The current council was created in 2006 to replace the widely discredited Human Rights Commission, a farcical organization whose 53 members included some of the worst human rights abusers in the world; as then-U.N. Secretary General Kofi Annan observed, countries sought membership "not to strengthen human rights but to protect themselves against criticism or to criticize others." Not satisfied with the reforms, the George W. Bush administration withdrew from the council, but the Obama administration rejoined in 2009.
We thought that was the right decision, but not because we had any illusions about the council's agenda or effectiveness. It was still a bastion of bad behavior, stacked with repressive regimes such as Libya, Cuba, Saudi Arabia and China. Just like the old commission, it continued to focus on perceived abuses by Israel against Palestinians while taking little action elsewhere. But we believed the U.S. could have more influence over the building of a better council by working within it than from without. And, in fact, over the last four years it has become clear that the council does represent an improvement over the old commission, if not as big an improvement as we'd like.

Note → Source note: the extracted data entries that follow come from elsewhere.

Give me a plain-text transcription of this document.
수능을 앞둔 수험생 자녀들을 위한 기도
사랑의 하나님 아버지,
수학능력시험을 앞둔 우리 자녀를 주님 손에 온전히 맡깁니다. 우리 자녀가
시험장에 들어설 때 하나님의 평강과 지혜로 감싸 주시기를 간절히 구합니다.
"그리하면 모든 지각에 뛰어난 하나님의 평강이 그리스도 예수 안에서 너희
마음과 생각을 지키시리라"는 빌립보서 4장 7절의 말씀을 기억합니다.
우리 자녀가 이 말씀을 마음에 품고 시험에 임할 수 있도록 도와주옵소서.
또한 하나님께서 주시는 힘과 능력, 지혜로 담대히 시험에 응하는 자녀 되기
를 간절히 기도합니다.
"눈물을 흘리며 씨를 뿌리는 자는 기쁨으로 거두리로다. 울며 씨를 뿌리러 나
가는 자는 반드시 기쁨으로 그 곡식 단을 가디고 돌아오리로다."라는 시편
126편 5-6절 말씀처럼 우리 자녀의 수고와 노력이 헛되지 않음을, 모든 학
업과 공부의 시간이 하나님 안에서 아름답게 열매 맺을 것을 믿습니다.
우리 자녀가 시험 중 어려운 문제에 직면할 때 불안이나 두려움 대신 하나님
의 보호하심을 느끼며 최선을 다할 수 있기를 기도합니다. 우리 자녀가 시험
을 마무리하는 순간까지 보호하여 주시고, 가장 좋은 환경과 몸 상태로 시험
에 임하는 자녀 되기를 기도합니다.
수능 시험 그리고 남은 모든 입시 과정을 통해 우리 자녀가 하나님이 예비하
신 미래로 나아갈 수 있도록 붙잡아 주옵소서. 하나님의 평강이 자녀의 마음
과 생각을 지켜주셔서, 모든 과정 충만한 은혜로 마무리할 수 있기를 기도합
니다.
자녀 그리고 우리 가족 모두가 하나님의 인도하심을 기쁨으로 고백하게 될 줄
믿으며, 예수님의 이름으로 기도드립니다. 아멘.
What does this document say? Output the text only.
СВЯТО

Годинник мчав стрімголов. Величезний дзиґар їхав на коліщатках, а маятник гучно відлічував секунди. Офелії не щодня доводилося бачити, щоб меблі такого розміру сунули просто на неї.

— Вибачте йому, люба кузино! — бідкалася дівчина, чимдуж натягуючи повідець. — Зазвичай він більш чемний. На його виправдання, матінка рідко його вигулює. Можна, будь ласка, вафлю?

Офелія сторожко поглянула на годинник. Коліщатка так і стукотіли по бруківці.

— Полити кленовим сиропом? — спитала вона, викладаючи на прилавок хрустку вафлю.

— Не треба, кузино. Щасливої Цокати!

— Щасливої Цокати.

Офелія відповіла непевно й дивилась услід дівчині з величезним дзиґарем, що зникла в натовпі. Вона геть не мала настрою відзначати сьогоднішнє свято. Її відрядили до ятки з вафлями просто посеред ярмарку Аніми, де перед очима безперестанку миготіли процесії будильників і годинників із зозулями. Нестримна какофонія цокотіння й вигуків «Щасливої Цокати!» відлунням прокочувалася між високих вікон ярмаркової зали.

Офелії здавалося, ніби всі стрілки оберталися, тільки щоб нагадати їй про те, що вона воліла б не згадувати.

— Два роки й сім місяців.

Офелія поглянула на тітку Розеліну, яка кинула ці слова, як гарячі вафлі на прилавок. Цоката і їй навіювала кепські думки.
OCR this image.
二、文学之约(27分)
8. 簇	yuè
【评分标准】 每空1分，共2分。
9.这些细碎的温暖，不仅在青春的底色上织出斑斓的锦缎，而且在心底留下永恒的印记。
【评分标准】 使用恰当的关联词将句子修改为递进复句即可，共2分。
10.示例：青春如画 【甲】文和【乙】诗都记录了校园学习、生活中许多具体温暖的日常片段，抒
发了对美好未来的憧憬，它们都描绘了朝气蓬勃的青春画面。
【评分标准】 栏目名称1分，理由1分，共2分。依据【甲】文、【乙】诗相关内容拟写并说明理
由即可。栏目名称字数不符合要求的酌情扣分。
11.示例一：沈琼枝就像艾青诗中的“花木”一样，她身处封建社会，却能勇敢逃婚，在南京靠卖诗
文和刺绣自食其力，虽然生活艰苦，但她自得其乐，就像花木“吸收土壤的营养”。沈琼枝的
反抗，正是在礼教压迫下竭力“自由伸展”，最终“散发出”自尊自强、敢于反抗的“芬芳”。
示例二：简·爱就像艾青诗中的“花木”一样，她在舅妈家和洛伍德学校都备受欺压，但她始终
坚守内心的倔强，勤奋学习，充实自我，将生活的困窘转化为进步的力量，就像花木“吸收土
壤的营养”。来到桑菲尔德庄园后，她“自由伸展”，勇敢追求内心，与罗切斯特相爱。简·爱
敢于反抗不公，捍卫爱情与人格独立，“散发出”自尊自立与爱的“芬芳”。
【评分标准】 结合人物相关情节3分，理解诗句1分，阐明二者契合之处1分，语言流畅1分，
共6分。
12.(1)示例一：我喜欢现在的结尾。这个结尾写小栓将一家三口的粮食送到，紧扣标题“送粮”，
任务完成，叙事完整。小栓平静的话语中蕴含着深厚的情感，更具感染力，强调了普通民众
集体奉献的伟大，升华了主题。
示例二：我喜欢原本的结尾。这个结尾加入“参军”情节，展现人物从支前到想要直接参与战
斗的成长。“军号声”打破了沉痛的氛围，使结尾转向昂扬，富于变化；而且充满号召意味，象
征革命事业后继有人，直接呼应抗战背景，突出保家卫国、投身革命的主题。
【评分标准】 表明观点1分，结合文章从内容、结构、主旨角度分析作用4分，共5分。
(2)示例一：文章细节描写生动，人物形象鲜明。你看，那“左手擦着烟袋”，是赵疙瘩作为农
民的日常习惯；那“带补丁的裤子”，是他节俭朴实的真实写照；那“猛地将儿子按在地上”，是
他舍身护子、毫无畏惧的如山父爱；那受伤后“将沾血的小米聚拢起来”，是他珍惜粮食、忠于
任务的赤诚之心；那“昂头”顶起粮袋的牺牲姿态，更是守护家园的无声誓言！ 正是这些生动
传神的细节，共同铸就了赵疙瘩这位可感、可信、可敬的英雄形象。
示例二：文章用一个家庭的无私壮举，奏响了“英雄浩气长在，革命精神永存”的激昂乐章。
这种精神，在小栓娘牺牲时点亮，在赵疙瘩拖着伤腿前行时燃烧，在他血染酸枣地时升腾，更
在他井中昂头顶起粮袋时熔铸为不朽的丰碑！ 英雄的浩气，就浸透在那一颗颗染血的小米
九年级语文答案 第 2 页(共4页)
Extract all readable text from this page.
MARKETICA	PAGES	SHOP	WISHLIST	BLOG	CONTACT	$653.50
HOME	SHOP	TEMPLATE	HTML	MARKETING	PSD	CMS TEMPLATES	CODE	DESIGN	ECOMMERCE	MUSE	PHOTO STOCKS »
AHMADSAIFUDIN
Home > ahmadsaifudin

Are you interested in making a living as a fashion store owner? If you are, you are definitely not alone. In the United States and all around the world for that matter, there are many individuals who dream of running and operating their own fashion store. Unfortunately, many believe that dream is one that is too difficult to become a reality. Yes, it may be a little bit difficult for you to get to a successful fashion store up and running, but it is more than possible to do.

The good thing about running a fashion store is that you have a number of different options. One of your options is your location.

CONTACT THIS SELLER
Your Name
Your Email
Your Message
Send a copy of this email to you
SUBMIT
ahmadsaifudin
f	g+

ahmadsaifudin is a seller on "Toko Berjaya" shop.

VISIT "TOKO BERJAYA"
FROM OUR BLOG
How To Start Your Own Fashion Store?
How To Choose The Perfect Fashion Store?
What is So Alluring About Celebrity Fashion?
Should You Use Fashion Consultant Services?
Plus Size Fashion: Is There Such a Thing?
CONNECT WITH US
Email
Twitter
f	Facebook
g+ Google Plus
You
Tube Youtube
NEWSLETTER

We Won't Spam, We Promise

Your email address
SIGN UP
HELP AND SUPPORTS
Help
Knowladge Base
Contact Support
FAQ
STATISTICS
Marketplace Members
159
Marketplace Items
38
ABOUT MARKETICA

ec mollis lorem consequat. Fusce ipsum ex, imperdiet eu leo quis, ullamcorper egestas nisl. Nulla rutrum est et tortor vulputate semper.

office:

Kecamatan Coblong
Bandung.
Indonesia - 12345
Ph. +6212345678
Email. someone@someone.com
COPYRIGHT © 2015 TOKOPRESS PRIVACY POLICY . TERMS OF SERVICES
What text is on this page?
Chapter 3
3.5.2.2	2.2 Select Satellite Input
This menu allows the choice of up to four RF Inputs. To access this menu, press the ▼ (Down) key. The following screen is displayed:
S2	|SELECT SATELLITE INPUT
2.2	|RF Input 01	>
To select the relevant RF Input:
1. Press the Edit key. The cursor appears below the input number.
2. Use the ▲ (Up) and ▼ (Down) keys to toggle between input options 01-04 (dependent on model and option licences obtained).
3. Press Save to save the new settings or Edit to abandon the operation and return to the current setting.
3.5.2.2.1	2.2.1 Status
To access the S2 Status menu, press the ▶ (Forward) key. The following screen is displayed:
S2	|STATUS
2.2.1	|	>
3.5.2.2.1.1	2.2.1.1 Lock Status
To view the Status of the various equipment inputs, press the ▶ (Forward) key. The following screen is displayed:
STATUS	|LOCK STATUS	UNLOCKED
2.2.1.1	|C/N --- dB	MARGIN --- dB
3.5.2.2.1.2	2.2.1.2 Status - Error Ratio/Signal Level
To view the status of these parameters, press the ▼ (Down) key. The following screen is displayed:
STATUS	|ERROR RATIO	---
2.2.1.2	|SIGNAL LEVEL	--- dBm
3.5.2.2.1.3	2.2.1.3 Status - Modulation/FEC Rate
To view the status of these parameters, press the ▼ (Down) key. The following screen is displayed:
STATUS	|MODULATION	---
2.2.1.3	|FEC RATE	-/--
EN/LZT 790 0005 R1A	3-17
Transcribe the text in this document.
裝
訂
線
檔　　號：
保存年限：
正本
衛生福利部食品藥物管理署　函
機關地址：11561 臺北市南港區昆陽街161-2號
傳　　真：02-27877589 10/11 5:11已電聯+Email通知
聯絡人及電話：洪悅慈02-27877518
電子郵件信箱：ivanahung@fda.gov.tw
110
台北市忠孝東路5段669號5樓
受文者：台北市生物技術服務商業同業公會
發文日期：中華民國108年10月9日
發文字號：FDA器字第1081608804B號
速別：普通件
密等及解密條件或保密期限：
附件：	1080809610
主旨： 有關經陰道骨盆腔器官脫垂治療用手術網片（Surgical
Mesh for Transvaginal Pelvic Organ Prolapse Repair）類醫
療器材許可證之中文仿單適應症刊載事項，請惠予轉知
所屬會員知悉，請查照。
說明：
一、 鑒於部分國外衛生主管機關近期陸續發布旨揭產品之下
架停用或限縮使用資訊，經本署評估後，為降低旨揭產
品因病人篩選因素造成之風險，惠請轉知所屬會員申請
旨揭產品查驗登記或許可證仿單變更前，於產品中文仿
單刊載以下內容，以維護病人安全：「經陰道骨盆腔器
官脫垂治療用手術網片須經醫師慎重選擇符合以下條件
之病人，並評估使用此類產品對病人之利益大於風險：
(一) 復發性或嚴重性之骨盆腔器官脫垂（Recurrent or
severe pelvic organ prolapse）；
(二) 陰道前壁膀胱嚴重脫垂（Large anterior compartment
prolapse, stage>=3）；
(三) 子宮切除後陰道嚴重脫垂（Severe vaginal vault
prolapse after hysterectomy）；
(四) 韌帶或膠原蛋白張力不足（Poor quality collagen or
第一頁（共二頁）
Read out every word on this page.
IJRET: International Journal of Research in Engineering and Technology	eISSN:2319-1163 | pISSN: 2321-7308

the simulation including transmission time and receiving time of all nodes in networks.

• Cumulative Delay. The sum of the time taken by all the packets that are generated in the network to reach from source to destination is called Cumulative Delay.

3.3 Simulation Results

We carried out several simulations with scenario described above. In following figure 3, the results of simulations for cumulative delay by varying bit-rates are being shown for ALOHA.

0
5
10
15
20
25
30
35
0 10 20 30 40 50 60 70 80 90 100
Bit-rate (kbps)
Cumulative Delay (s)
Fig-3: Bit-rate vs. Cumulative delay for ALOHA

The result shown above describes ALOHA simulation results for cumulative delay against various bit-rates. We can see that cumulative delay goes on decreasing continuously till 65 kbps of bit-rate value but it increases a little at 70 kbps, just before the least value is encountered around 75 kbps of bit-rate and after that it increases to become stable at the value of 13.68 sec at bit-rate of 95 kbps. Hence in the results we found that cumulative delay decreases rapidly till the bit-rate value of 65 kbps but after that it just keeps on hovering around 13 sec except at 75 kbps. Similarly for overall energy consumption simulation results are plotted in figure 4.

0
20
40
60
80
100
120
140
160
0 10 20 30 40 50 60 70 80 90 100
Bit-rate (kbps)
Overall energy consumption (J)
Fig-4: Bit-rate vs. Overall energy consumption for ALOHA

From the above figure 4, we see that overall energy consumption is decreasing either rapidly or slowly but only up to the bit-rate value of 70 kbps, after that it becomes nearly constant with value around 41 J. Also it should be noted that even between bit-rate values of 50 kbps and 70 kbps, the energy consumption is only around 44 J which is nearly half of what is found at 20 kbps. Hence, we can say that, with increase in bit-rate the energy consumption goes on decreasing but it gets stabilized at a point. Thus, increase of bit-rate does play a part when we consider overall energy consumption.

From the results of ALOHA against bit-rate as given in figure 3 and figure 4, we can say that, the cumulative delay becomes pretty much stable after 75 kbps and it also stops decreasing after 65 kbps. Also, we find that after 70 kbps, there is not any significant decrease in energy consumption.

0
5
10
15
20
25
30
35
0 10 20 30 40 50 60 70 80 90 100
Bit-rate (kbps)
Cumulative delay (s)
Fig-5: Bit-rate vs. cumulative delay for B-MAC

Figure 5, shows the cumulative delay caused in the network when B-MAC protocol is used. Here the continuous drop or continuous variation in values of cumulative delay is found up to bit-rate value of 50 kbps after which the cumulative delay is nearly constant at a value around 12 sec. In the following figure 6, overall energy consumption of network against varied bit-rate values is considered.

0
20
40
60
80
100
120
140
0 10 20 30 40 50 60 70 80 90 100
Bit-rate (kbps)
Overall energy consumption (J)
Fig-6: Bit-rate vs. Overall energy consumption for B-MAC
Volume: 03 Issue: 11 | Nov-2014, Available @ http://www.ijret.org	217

Perhaps its most valuable contribution is the "universal periodic review," in which the human rights records of all 192 U.N. member states are opened to scrutiny. The council has little power to follow up on these reviews or to take much action, but shining a spotlight on repression does embarrass dictatorial regimes and in some cases has prompted changes. Following its review, Saudi Arabia promised to abolish the guardianship system, in which male permission is required for women to work, study, marry, travel or use public services, and to end the death penalty for juveniles.
By voting to expel Libya, the council has demonstrated that it is capable of fulfilling its mandate to suspend countries that commit "gross and systematic violations of human rights." Obviously, we would have been happier if Libya had never been allowed to join. But when it comes to improving U.N. institutions, it's all about baby steps.